Google agreed to pay $700 million and allow more competition within its Android app store as part of a settlement with all 50 states and millions of US consumers – a deal that Epic Games CEO Tim Sweeney decried as an “injustice to all Android users and developers.”
The exact terms of the settlement, which was initially reached in September, were announced just days after Google was handed a major legal defeat in its related fight with Epic Games, the company best known as the maker of “Fortnite.”
US District Judge James Donato is expected to order sweeping changes that could upend Google’s lucrative app store as part of that case.
In its settlement with the states, Google will contribute $630 million to a settlement fund meant for consumers who may have overpaid for apps as a result of Google’s practices, according to terms detailed in documents filed in San Francisco federal court on Monday.
That amounts to a paltry $6 per person when divided equally among 102 eligible US consumers.
All eligible consumers will receive a minimum of $2. The state said at least 70% of consumers should receive their shares of the settlement automatically.
The remaining $70 million is earmarked for use by states to cover various penalties and legal costs.
Google also agreed to a series of time-limited changes to its app store practices.
That included allowing developers to use other in-app billing systems for the next five years, dialing back — but not ending — its use of so-called “scare screens” when Android users try to use competing app stores and making it easier for users to download apps directly from developers.
The coalition of state attorneys general had alleged that Google’s dominance over the Android software marketplace – where it takes fees of up to 30% on major developers within its “Play” store – resulted in higher prices and less choice for consumers.
Epic used the same arguments during its successful fight against the company.
Sweeney blasted the states for accepting the deal in a series of scathing tweets.
“The State Attorneys General settlement is an injustice to all Android users and developers” he wrote, arguing the settlement “endorses Google’s misleading and anticompetitive scare screens, which Google intentionally designed to disadvantage competing stores and direct downloads.”
“The States’ earlier filings made a strong case for $10.5 billion in damages, in line with Google’s unjustly collected 30% fees,” Sweeney added. “I think they’d have gotten it if they’d stayed in the fight a few weeks longer to the overwhelming victory in court. An unfortunate outcome.”
The settlement’s terms could not be disclosed until the conclusion of the separate Google v. Epic trial. Epic had notably spurned the settlement when it was first announced in September.
The settlement still requires formal approval by Donato, who also presided over states’ case, before it can take effect.
During the trial, Donato blasted Google for what he called a “disturbing” effort to delete employee chat logs it was ordered to preserve.
Luther Lowe, a antitrust watchdog and longtime Google antagonist, described the settlement as “a scandal” that could undercut another major antitrust battle — the Justice Department’s landmark case targeting Google’s online search business.
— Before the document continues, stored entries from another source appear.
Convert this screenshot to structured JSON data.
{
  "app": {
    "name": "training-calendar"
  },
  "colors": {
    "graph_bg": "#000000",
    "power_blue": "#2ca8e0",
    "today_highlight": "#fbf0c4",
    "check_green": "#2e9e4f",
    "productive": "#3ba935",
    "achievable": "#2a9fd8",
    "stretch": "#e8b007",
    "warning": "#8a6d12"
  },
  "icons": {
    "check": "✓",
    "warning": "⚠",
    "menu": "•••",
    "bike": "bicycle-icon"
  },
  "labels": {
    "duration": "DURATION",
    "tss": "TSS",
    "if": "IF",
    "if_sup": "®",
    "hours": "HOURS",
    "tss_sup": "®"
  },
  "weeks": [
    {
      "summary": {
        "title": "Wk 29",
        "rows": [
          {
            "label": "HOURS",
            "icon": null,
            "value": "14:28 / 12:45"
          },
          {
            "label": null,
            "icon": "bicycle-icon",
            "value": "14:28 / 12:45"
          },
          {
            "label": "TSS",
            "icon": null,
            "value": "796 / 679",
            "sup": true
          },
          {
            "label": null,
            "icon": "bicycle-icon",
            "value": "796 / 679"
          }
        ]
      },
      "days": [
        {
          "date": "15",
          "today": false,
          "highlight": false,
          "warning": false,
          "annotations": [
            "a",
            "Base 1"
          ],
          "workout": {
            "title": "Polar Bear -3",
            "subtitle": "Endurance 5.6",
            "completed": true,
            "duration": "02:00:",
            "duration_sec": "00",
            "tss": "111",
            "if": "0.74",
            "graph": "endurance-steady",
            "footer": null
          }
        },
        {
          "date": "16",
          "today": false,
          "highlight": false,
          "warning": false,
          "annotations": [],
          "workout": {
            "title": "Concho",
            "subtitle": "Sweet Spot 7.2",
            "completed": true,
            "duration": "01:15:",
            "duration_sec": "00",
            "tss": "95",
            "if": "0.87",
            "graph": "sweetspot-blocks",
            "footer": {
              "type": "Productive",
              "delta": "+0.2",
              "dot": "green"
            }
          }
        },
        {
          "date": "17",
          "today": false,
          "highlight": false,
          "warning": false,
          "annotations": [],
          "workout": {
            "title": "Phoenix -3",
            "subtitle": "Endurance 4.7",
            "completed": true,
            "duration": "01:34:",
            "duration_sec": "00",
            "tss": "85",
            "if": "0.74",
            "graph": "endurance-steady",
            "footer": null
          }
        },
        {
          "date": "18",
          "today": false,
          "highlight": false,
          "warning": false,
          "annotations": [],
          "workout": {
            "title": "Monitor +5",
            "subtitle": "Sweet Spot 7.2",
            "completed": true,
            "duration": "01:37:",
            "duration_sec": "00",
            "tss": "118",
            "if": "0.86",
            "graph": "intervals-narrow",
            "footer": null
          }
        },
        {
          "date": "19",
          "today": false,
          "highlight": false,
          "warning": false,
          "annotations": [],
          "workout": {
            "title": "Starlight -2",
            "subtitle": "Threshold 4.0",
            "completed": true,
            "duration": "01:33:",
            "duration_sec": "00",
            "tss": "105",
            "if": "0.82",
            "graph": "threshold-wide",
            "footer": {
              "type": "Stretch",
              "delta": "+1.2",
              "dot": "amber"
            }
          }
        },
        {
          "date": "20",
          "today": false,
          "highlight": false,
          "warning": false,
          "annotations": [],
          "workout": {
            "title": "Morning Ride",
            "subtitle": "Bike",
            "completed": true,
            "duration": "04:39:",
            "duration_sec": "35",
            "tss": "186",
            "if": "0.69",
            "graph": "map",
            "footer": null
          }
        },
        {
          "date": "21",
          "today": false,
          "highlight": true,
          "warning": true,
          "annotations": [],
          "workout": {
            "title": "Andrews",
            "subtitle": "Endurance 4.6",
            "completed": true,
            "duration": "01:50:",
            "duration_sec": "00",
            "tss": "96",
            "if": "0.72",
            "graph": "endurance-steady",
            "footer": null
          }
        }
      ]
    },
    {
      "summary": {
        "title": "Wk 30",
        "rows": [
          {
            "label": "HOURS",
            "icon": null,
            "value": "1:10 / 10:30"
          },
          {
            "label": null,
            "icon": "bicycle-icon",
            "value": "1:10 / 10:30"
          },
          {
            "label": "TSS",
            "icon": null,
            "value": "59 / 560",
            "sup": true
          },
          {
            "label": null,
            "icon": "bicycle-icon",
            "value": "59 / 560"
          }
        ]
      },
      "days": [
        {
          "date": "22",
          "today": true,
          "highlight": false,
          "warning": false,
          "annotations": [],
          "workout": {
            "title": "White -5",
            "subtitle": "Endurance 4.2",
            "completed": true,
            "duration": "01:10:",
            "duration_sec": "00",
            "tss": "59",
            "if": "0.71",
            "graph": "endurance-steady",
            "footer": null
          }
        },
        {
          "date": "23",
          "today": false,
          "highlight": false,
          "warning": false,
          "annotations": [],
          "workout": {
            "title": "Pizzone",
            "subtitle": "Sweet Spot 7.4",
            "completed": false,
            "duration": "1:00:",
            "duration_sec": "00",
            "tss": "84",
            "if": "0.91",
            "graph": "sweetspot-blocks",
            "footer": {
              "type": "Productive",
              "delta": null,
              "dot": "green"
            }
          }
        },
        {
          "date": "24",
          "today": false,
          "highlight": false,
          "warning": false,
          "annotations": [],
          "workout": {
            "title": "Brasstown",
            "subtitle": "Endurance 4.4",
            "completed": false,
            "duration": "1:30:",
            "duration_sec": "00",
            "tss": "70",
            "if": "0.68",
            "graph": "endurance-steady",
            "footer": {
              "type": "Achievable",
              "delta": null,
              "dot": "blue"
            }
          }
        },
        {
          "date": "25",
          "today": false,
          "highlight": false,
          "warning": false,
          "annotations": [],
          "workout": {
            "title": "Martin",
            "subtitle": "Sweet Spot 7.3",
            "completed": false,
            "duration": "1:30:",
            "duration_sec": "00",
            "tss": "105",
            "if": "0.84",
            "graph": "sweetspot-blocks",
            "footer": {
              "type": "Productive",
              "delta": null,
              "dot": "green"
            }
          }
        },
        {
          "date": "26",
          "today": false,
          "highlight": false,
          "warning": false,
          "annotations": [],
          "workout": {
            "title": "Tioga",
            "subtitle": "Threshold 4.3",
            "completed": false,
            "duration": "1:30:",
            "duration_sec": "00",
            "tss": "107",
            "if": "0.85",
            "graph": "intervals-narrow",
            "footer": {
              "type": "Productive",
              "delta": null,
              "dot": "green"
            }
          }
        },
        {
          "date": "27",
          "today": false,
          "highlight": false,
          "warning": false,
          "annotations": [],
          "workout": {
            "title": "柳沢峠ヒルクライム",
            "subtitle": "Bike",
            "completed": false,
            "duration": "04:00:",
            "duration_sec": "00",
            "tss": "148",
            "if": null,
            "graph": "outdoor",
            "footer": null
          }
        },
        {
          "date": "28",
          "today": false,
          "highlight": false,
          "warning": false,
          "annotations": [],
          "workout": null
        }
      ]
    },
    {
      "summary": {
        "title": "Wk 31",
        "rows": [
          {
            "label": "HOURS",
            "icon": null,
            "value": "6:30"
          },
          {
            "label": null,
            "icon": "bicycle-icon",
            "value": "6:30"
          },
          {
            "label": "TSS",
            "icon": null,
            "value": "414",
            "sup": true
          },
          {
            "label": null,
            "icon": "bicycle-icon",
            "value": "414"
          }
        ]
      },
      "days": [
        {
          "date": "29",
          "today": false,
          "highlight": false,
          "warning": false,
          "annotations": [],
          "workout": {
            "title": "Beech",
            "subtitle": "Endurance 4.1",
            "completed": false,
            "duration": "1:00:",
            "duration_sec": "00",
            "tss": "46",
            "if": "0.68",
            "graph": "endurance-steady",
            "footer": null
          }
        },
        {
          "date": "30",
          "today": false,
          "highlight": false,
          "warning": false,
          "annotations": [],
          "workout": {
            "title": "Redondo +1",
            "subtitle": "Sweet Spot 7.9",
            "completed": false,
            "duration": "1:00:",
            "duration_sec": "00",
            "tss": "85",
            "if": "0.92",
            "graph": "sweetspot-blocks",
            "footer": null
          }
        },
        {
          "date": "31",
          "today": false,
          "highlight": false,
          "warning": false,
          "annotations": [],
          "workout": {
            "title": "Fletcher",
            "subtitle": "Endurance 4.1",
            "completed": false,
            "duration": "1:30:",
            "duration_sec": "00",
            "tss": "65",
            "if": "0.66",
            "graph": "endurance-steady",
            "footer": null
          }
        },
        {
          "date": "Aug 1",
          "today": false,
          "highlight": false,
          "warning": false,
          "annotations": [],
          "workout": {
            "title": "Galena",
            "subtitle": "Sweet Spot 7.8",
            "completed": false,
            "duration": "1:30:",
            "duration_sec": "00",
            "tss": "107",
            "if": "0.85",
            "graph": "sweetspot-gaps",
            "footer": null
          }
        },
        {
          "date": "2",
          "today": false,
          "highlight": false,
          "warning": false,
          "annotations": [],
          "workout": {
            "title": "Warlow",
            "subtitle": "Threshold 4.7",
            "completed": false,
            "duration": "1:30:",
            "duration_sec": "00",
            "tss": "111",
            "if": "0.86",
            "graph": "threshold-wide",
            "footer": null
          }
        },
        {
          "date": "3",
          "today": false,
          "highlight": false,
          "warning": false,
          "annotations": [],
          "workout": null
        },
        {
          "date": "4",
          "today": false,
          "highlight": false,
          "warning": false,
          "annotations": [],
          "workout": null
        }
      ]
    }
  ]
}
“Not only was the fine more than an order of magnitude off what it should’ve been (recall RI AG won $250m settlement with G he didn’t divide w/anyone in 2012 by not blinking), it dropped in the middle of the US v G trial as if it were designed to make DOJ & search case states look unreasonable for taking it to the finish line,” Lowe said in an X post.
Elsewhere, Wilson White, Google’s vice president of government affairs and public policy, said it was “pleased” to resolve its dispute with the states – and asserted that its attempt to challenge the verdict in the Epic case was still “far from over.”
“We’re pleased to reach an agreement that builds on that foundation and we look forward to making these improvements that will help evolve Android and Google Play for the benefit of millions of developers and billions of people around the world,” White said in a blog post.
Washington DC attorney general Brian Schwalb was among those who touted the settlement as a victory for consumers.
“For far too long, Google’s anticompetitive practices in the distribution of apps deprived Android users of choices and forced them to pay artificially elevated prices,” Schwalb said in a statement.